If you insist on drafting only when you feel each word must be recherché to avoid your words tasting like a rechauffé, then you might actually starve your muse. You’ll have time later to clean up the mess—the excesses, the overwriting, the creative indulgences, the melodrama—that you made. For now, enjoy the trek. Drafting, like cooking, can be messy.
To let yourself get lost while drafting is to go blind. It’s to be content at times with being in the dark where seeds germinate.
Write in the dark.
Writer Kent Haruf pulls the wool over his eyes—literally a wool cap—when he dives into his first drafts so he won’t be worried about hitting the right keys on his keyboard. He explains in the essay “To See Your Story Clearly, Start by Pulling the Wool Over Your Eyes” that he writes sections of stories loosely to quell his analytical mind and “to stay in touch with subliminal, subconscious impulses and to get the story down in some spontaneous way.”
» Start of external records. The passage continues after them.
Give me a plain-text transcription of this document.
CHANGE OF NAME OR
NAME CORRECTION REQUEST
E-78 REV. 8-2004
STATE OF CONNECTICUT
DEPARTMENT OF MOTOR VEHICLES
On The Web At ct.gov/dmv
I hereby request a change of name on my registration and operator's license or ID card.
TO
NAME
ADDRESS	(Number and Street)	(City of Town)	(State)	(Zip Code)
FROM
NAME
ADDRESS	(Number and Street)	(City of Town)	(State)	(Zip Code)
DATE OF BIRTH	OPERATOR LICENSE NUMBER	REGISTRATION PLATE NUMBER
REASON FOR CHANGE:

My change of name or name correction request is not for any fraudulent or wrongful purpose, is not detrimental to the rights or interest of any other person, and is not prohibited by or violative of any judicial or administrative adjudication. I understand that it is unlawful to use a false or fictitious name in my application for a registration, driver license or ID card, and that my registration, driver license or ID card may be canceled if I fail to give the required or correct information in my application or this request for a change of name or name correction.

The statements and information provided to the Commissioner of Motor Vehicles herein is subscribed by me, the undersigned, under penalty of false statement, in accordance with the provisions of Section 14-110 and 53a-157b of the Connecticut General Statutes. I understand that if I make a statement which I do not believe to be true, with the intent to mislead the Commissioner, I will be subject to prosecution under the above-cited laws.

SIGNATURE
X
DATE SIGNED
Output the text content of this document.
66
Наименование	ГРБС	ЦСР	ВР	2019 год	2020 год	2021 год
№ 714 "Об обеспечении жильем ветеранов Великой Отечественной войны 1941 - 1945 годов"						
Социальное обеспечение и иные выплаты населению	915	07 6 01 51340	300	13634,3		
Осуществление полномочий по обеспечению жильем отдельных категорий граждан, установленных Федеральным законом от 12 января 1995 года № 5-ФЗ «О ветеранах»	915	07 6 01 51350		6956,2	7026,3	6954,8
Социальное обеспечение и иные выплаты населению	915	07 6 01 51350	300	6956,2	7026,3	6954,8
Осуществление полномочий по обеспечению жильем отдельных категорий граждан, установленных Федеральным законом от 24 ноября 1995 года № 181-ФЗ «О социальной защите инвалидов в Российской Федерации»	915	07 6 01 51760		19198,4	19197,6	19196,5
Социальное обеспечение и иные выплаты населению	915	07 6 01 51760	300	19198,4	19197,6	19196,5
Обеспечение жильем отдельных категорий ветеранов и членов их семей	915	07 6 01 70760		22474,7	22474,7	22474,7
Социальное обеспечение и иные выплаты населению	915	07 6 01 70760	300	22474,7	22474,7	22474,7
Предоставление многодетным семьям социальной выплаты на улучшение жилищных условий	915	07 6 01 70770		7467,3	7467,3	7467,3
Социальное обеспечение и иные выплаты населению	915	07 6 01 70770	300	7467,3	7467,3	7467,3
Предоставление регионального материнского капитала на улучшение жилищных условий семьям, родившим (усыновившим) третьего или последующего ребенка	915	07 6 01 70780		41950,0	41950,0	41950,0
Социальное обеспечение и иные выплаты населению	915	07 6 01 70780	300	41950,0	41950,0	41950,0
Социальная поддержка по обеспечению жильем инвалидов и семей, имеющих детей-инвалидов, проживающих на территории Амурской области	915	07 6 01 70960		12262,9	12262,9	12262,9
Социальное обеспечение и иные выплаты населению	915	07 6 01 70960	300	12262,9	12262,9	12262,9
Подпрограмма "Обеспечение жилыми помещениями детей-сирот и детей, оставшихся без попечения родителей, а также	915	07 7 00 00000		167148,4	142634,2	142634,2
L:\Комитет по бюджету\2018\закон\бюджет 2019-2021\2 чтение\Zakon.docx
It can work. I’ve tried it. My imagination’s engine, with this newfound freedom, happily chugs along on and off the track. This practice works best, though, if you can type comfortably (although I’ve had writers try it hand writing in their notebooks too). You might close your eyes or turn out the lights, clarify an intention that is no more specific than to receive whatever your intuition has to give you and, with your eyes still closed, let go and write in the dark.
When you regularly stoke your intuition as an ally, uncertainty and ambiguity are not so frightening. At least during the first draft. Then, as Williams suggests, you can groan and maul and suffer. And as Chopin suggests, then you can apologize for the trouble your curious writing will get you into.
Until then, happy sauntering.
How do you wander?
I've offered a few concrete tips, but I'd love to hear from some of you scholars and writers as to how you let yourself wander when you need to.